Currently, you can choose the following Tabs or Sections:

  • data_drift to estimate the data drift,
  • num_target_drift to estimate target drift for numerical target,
  • cat_target_drift to estimate target drift for categorical target,
  • classification_performance to explore the performance of a classification model,
  • prob_classification_performance to explore the performance of a probabilistic classification model,
  • regression_performance to explore the performance of a regression model.

To configure a report or a profile you need to create the config.json file.
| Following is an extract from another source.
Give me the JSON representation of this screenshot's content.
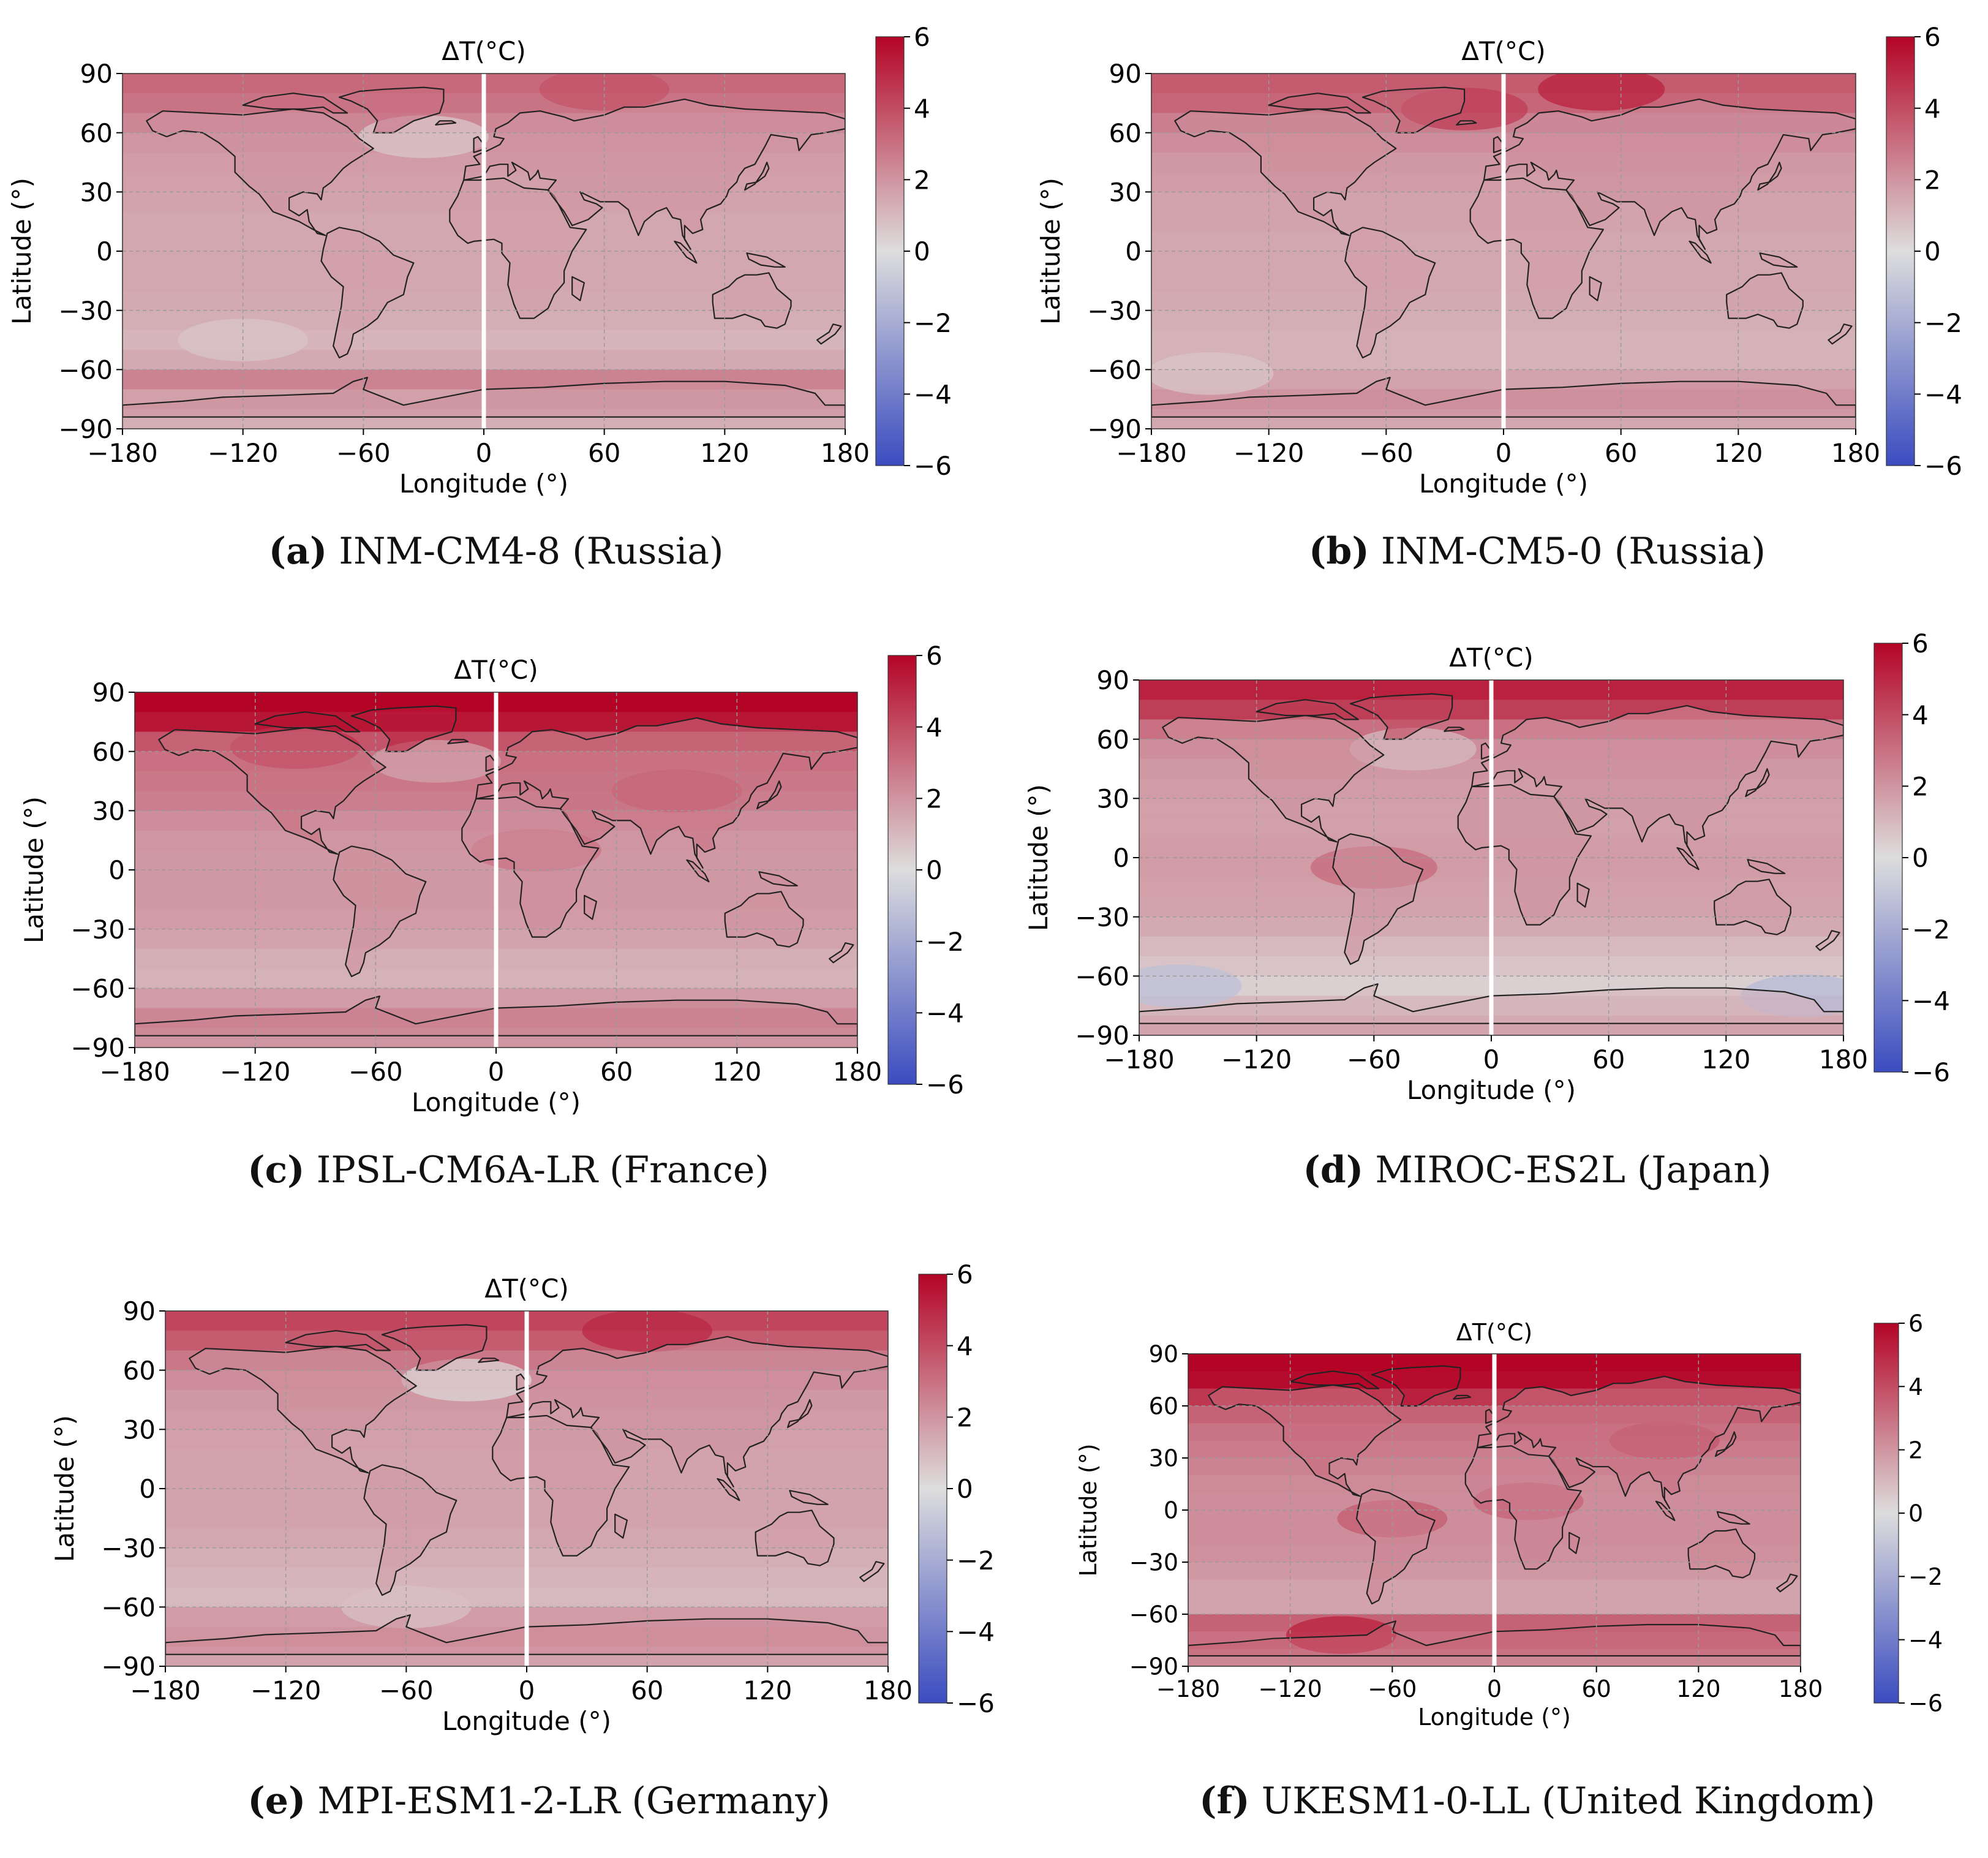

This file configures the way of reading your input data and the type of the report.

Here is an example of a simple configuration for a report, where we have comma separated csv files with headers and there is no date column in the data.

Dashboard:

{
  "data_format": {
    "separator": ",",
    "header": true,
    "date_column": null
  },
  "column_mapping" : {},
  "dashboard_tabs": ["cat_target_drift"]
}

Profile:

{
  "data_format": {
    "separator": ",",
    "header": true,
    "date_column": null
  },
  "column_mapping" : {},
  "profile_sections": ["data_drift"],
  "pretty_print": true
}

Here is an example of a more complicated configuration, where we have comma separated csv files with headers and datetime column. We also specified the column_mapping dictionary to add information about datetime, target and numerical_features.

Dashboard:

{
  "data_format": {
    "separator": ",",
    "header": true,
    "date_column": "datetime"
  },
  "column_mapping" : {
    "datetime":"datetime",
    "target":"target",
    "numerical_features": ["mean radius", "mean texture", "mean perimeter", 
      "mean area", "mean smoothness", "mean compactness", "mean concavity", 
      "mean concave points", "mean symmetry"]},
  "dashboard_tabs": ["cat_target_drift"],
  "sampling": {
      "reference": {
      "type": "none"
    },
      "current": {
      "type": "nth",
      "n": 2
    }
  }
}

Profile:

{
  "data_format": {
    "separator": ",",
    "header": true,
    "date_column": null
  },
  "column_mapping" : {
    "target":"target",
    "numerical_features": ["mean radius", "mean texture", "mean perimeter", 
      "mean area", "mean smoothness", "mean compactness", "mean concavity", 
      "mean concave points", "mean symmetry"]},
  "profile_sections": ["data_drift", "cat_target_drift"],
  "pretty_print": true,
  "sampling": {
    "reference": {
      "type": "none"
    },
    "current": {
      "type": "random",
      "ratio": 0.8
    }
  }
}

Telemetry

When you use Evidently in the command-line interface, we collect basic telemetry (starting from 0.1.21.dev0 version). It includes data on the environment (e.g. Python version) and usage (type of report or profile generated). You can read more about what we collect here.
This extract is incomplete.